Af­ter a wild warmup, colder air re­turn­ing on Satur­day

Richmond Times-Dispatch - - METRO - John Boyer jboyer@times­dis­patch.com Check Richmond.com/weather for John Boyer’s videos and up­dates as the fore­cast evolves. Con­tact him at JBoyer@ times­dis­patch.com or (804) 649-6209, and fol­low him on Twit­ter, @boy­er­weather.

Richmond didn’t just thaw out af­ter the snow­storm; the ther­mome­ter soared from zero to 70 de­grees in just 79 hours.

There isn’t an of­fi­cial record for Richmond’s fastest warmup, but that was cer­tainly among the area’s big­gest tem­per­a­ture rises in such a short time.

Thurs­day’s high of 70 fell a de­gree short of ty­ing the daily record for Richmond. Jan. 12, 2005, brought a high of 71.

It should be no sur­prise that the pen­du­lum is about to swing back to colder weather this week­end. For­tu­nately it won’t swing all the way to more record, bit­ter cold.

The mag­ni­tude of this week’s warmup was un­usual, but it ac­tu­ally makes sense in the con­text of the larger weather pat­tern. A strong up­per-level ridge or trough is usu­ally re­quired for a tem­per­a­ture ex­treme. When Vir­ginia is colder than nor­mal, the op­po­site ex­treme can of­ten be found on the other side of the coun­try. The west-to-east move­ment of our weather cre­ates the fa­mil­iar back-and-forth tem­per­a­ture swings. The pat­tern over the past sev­eral days was more am­pli­fied than usual.

On Sun­day and Mon­day, the jet stream gen­er­ally took a curvy path from the north­ern Rock­ies down to the South­east U.S. and back up to the Cana­dian Mar­itimes. In other words, a deep up­per trough was cross­ing right over Vir­ginia.

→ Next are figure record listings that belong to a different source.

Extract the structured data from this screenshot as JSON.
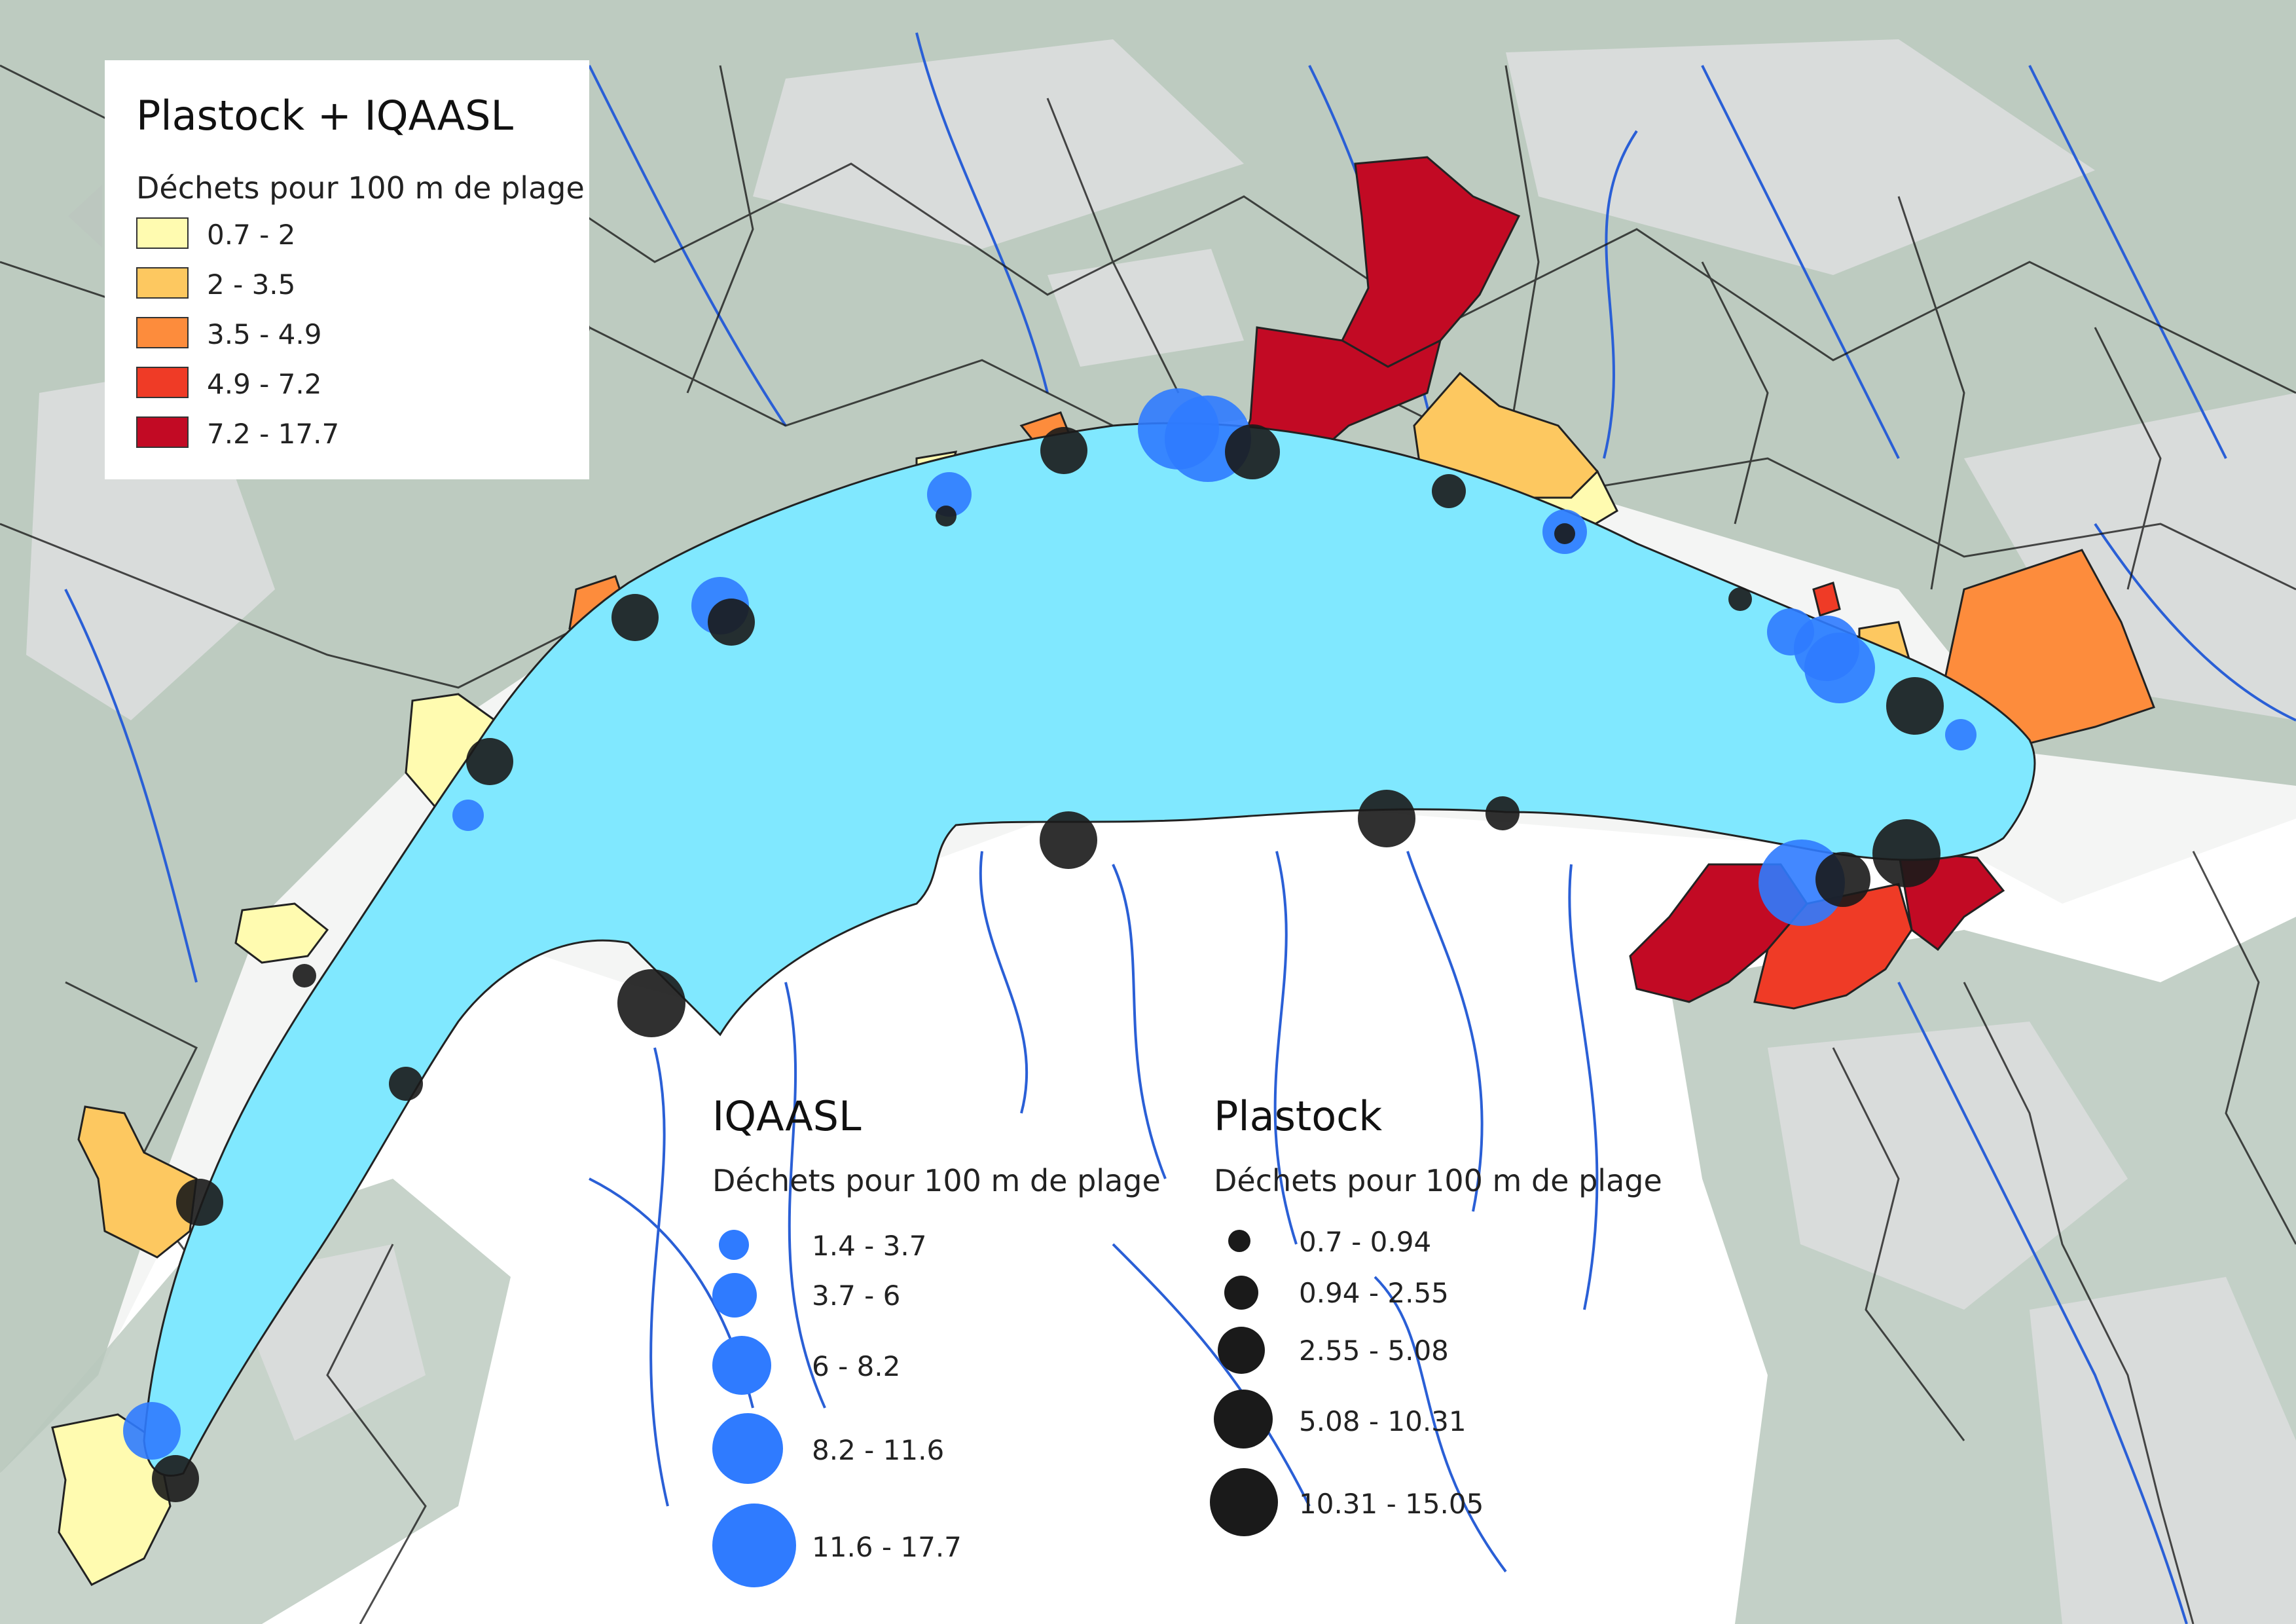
{
  "colors": {
    "lake": "#80e8ff",
    "land_green": "#b9c8bd",
    "land_grey": "#d4d7d6",
    "river": "#2a5fd6",
    "road": "#111111",
    "iqaasl_circle": "#2f7bff",
    "plastock_circle": "#1a1a1a"
  },
  "choropleth_legend": {
    "title": "Plastock + IQAASL",
    "subtitle": "Déchets pour 100 m de plage",
    "classes": [
      {
        "label": "0.7 - 2",
        "color": "#fffbb0"
      },
      {
        "label": "2 - 3.5",
        "color": "#fdc860"
      },
      {
        "label": "3.5 - 4.9",
        "color": "#fd8c3c"
      },
      {
        "label": "4.9 - 7.2",
        "color": "#ef3b26"
      },
      {
        "label": "7.2 - 17.7",
        "color": "#c20a24"
      }
    ]
  },
  "iqaasl_legend": {
    "title": "IQAASL",
    "subtitle": "Déchets pour 100 m de plage",
    "classes": [
      {
        "label": "1.4 - 3.7"
      },
      {
        "label": "3.7 - 6"
      },
      {
        "label": "6 - 8.2"
      },
      {
        "label": "8.2 - 11.6"
      },
      {
        "label": "11.6 - 17.7"
      }
    ]
  },
  "plastock_legend": {
    "title": "Plastock",
    "subtitle": "Déchets pour 100 m de plage",
    "classes": [
      {
        "label": "0.7 - 0.94"
      },
      {
        "label": "0.94 - 2.55"
      },
      {
        "label": "2.55 - 5.08"
      },
      {
        "label": "5.08 - 10.31"
      },
      {
        "label": "10.31 - 15.05"
      }
    ]
  }
}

By it­self, the pat­tern prob­a­bly wouldn’t have led to record lows; but the snow-cov­ered ground helped push the tem­per­a­ture at or below zero around Richmond on Mon­day morn­ing.

That big dip in the jet stream weak­ened and mi­grated out into the north­ern At­lantic Ocean. By Thurs­day, the jet stream flowed from south­west to north­east over the coun­try, from Cal­i­for­nia to the Great Lakes.

Vir­ginia and the East Coast are now un­der the in­flu­ence of an up­per-level ridge that will per­sist into the week­end and next week.

Richmond will ac­tu­ally cool down over the week­end de­spite the pres­ence of the ridge aloft. A north­east wind will force a shal­low layer of chilly air into the re­gion — the fa­mil­iar “wedge.” It will be no­tice­ably colder, but not dan­ger­ously cold.

An­other taste of spring­like warmth is a good pos­si­bil­ity next week, but it won’t ap­pear un­til sur­face winds blow in from the south­west on Tues­day and Wed­nes­day.

Win­try mix may re­turn soon

The in­tru­sion of cold air on Satur­day might be enough for light win­try pre­cip­i­ta­tion in some parts of Vir­ginia, but don’t ex­pect a re­peat of last Satur­day’s snow­storm.

Cold air will slide be­neath a layer of warmer air aloft, which could mean sleet pel­lets or freez­ing driz­zle in North­ern Vir­ginia. The chance may get as far south as Richmond, but the lack of an or­ga­nized sys­tem will keep any amounts on the very light side.

In Richmond, ex­pect an over­cast sky with a nar­row range of tem­per­a­tures in the mid-to-up­per 30s through­out the day.

Even light amounts of freez­ing driz­zle can cause messy roads. It’s a good idea to stay aware of con­di­tions if trav­el­ing to­ward Wash­ing­ton D.C., Staunton or Har­rison­burg on Satur­day.